Ob booo. I wish I had some word of wisdome to shed on this but other then commiserating with your situation I have none. Its world over… There isn’t enough space on here for me to share similar scenarios.
But in words of encouragement I say fuck him! I mean figuratively – not literally. Move on. Theres always another dumbass to muddle thru.
xo
Rants, Thoughts & Merde
http://rantsthoughtsmerde.blogspot.com/2009/04/ed-westwick-kilted.html
he probably likes the attention and is trying to lead you on. im so tired of mindgames people play. Why cant they be more upfront. But i do admire your guts to go talk to this guy. I chiken out most of the time. :)

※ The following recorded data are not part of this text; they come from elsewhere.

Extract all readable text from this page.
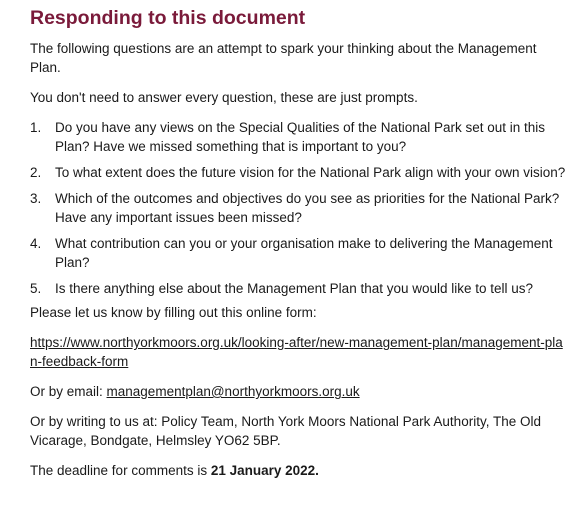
Responding to this document

The following questions are an attempt to spark your thinking about the Management Plan.

You don't need to answer every question, these are just prompts.

1. Do you have any views on the Special Qualities of the National Park set out in this Plan? Have we missed something that is important to you?
2. To what extent does the future vision for the National Park align with your own vision?
3. Which of the outcomes and objectives do you see as priorities for the National Park? Have any important issues been missed?
4. What contribution can you or your organisation make to delivering the Management Plan?
5. Is there anything else about the Management Plan that you would like to tell us?

Please let us know by filling out this online form:

https://www.northyorkmoors.org.uk/looking-after/new-management-plan/management-plan-feedback-form

Or by email: managementplan@northyorkmoors.org.uk

Or by writing to us at: Policy Team, North York Moors National Park Authority, The Old Vicarage, Bondgate, Helmsley YO62 5BP.

The deadline for comments is 21 January 2022.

Chapeau!! Don’t hold back and move on. Forget him. Please don’t give up, your guy is waiting somewhere!
Stop move on Stop seeking our approval of yourself you have enough attributes to live your own life You will find someone
I wouldn’t bother with him, if he has a boyfriend WHY did he accept your phone number, he should have said ‘oh thanks but I’m seeing someone’,run for the hills on that one.
Maybe he just thought you wanted to get together to chat or have drinks, maybe you should have been more forthcoming with what you wanted, a date. Most of the people here say “Move on”. Life can suck most of the time but eventually Mr Right or Mr Right Now will come along. Life is a party so blow up some balloons and streamers and enjoy. Plenty of jerks out there but also plenty of great people to meet. Maybe a good way to meet people is to have an Aussielicious Blog party and get to meet us all. hehe
I am a single dad of two kids (actual human beings, not matching Jack Russells), and can tell you it would be a lot easier to get a date if I only had a boyfriend instead of children. Having kids is about the equivalent of having a communicable disease for gay guys.
Brenton, your gym guy’s just not available. Move on. Nothing lost.
Brenton Brenton Brenton. There are some real losers there. Perhaps a bit of honesty when you gave him your number would have assisted and avoided some confusion in the first place. Oh well, back to the grinding wheel!
men are pigs…
but it took me a long time to realize i was putting out the wrong vibe and letting married/boyfriended guys hit on me…
what you put out is what you get….look for better venues to meet guys…
easier said than done, but try it!
He’s an asshole. You’re better off without. A real gentleman would have gently said he had a boyfriend the minute you handed him your number.
And if I found out a guy had kids, AND was single, it would only make him more attractive in my eyes. FWIW.